My husband became quite ill in the night with the flu, and the weather outside is typical of February in Illinois: rain mixed with sleet and cloudy overhead. Not that I mind very much. Poor weather always gives me an excuse to indulge my passion for reading.
I have begun reading All Hallow’s Eve by Charles Williams for a reading group at Wheaton College. He was one of the Inklings, a group comprised of J. R. R. Tolkien, C. S. Lewis, and Owen Barfield on whom I would dearly love to eavesdrop were they still alive.
And, I am reading the rest of what I have planned to read for the Japanese Literature Challenge 12 because other events are also calling to me in March. (Boekenweek, celebrating Dutch literature in the Netherlands, and the announcement of the Man Booker International Prize long list for 2019.)
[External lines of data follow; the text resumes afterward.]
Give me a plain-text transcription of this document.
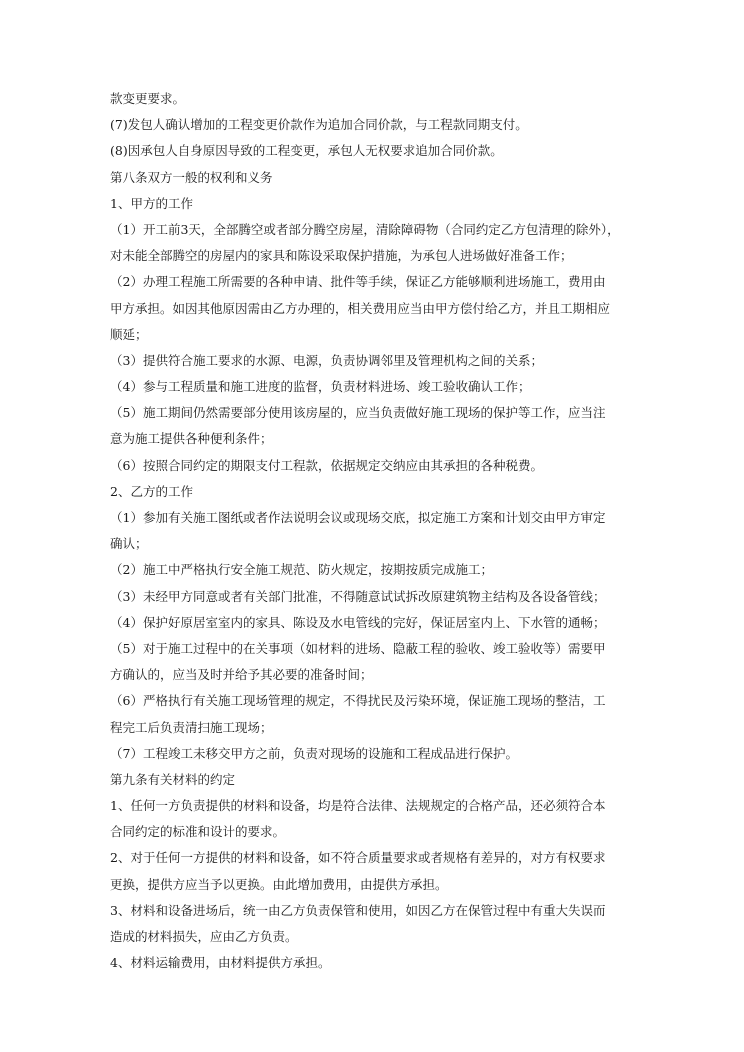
款变更要求。
(7)发包人确认增加的工程变更价款作为追加合同价款，与工程款同期支付。
(8)因承包人自身原因导致的工程变更，承包人无权要求追加合同价款。
第八条双方一般的权利和义务
1、甲方的工作
（1）开工前3天，全部腾空或者部分腾空房屋，清除障碍物（合同约定乙方包清理的除外），
对未能全部腾空的房屋内的家具和陈设采取保护措施，为承包人进场做好准备工作；
（2）办理工程施工所需要的各种申请、批件等手续，保证乙方能够顺利进场施工，费用由
甲方承担。如因其他原因需由乙方办理的，相关费用应当由甲方偿付给乙方，并且工期相应
顺延；
（3）提供符合施工要求的水源、电源，负责协调邻里及管理机构之间的关系；
（4）参与工程质量和施工进度的监督，负责材料进场、竣工验收确认工作；
（5）施工期间仍然需要部分使用该房屋的，应当负责做好施工现场的保护等工作，应当注
意为施工提供各种便利条件；
（6）按照合同约定的期限支付工程款，依据规定交纳应由其承担的各种税费。
2、乙方的工作
（1）参加有关施工图纸或者作法说明会议或现场交底，拟定施工方案和计划交由甲方审定
确认；
（2）施工中严格执行安全施工规范、防火规定，按期按质完成施工；
（3）未经甲方同意或者有关部门批准，不得随意试试拆改原建筑物主结构及各设备管线；
（4）保护好原居室室内的家具、陈设及水电管线的完好，保证居室内上、下水管的通畅；
（5）对于施工过程中的在关事项（如材料的进场、隐蔽工程的验收、竣工验收等）需要甲
方确认的，应当及时并给予其必要的准备时间；
（6）严格执行有关施工现场管理的规定，不得扰民及污染环境，保证施工现场的整洁，工
程完工后负责清扫施工现场；
（7）工程竣工未移交甲方之前，负责对现场的设施和工程成品进行保护。
第九条有关材料的约定
1、任何一方负责提供的材料和设备，均是符合法律、法规规定的合格产品，还必须符合本
合同约定的标准和设计的要求。
2、对于任何一方提供的材料和设备，如不符合质量要求或者规格有差异的，对方有权要求
更换，提供方应当予以更换。由此增加费用，由提供方承担。
3、材料和设备进场后，统一由乙方负责保管和使用，如因乙方在保管过程中有重大失误而
造成的材料损失，应由乙方负责。
4、材料运输费用，由材料提供方承担。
But, this. This book, The Emissary. It is everything I love about reading translated literature. Tawada’s writing is lyrical; the translation, masterful. I cannot imagine how words in Japanese can be so smoothly transitioned into English. Take this example:
Long ago, this sort of purposeless running had been referred to as jogging, but with foreign words falling out of use, it is now called loping down, an expression that had started out as a joke meaning “if you lope your blood pressure goes down,” but everybody called it that these days. And kids Mumei’s age would never have dreamt that adding just an e in front of it the word lope could conjure up visions of a young woman climbing down a ladder in the middle of the night to run away with her lover.
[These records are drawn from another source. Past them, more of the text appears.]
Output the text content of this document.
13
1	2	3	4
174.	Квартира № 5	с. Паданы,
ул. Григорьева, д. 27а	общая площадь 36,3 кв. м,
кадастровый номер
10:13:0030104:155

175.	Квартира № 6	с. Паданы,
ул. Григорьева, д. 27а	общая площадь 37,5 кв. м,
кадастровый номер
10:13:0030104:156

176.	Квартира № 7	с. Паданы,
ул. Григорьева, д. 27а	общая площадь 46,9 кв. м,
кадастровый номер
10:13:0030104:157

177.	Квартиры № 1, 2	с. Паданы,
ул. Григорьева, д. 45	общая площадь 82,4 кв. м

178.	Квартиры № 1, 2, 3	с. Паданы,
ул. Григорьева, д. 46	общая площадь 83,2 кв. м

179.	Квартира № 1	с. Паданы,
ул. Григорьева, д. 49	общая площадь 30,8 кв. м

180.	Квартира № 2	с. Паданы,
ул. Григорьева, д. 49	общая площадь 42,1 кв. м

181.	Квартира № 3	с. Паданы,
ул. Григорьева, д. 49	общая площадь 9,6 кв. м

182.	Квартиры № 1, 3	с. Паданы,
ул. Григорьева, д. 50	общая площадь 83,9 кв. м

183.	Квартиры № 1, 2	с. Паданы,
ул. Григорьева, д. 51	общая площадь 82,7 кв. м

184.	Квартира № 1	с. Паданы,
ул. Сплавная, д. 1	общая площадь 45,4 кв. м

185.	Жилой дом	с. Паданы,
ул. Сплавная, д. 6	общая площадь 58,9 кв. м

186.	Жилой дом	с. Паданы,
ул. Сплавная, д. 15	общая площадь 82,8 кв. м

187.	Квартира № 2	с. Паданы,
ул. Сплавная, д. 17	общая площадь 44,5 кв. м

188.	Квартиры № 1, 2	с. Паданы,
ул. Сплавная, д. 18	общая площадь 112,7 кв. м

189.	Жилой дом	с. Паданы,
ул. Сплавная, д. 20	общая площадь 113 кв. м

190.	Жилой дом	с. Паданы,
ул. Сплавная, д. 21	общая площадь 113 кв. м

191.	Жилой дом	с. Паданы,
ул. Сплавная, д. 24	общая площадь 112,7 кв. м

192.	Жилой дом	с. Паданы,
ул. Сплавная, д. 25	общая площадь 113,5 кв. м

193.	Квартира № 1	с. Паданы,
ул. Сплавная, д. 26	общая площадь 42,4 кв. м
It is a wonderful book of a world turned upside down, in Japan, where the old get older and stronger, while the young become weaker. It turns what is often assumed to be true into a new truth, made visible through Tawada’s imaginative writing. I am enamored of Mumei, the apparently special needs great-grandchild of Yoshiro, who despite his gruff nature, is as tender and caring as anyone could hope his grandfather to be.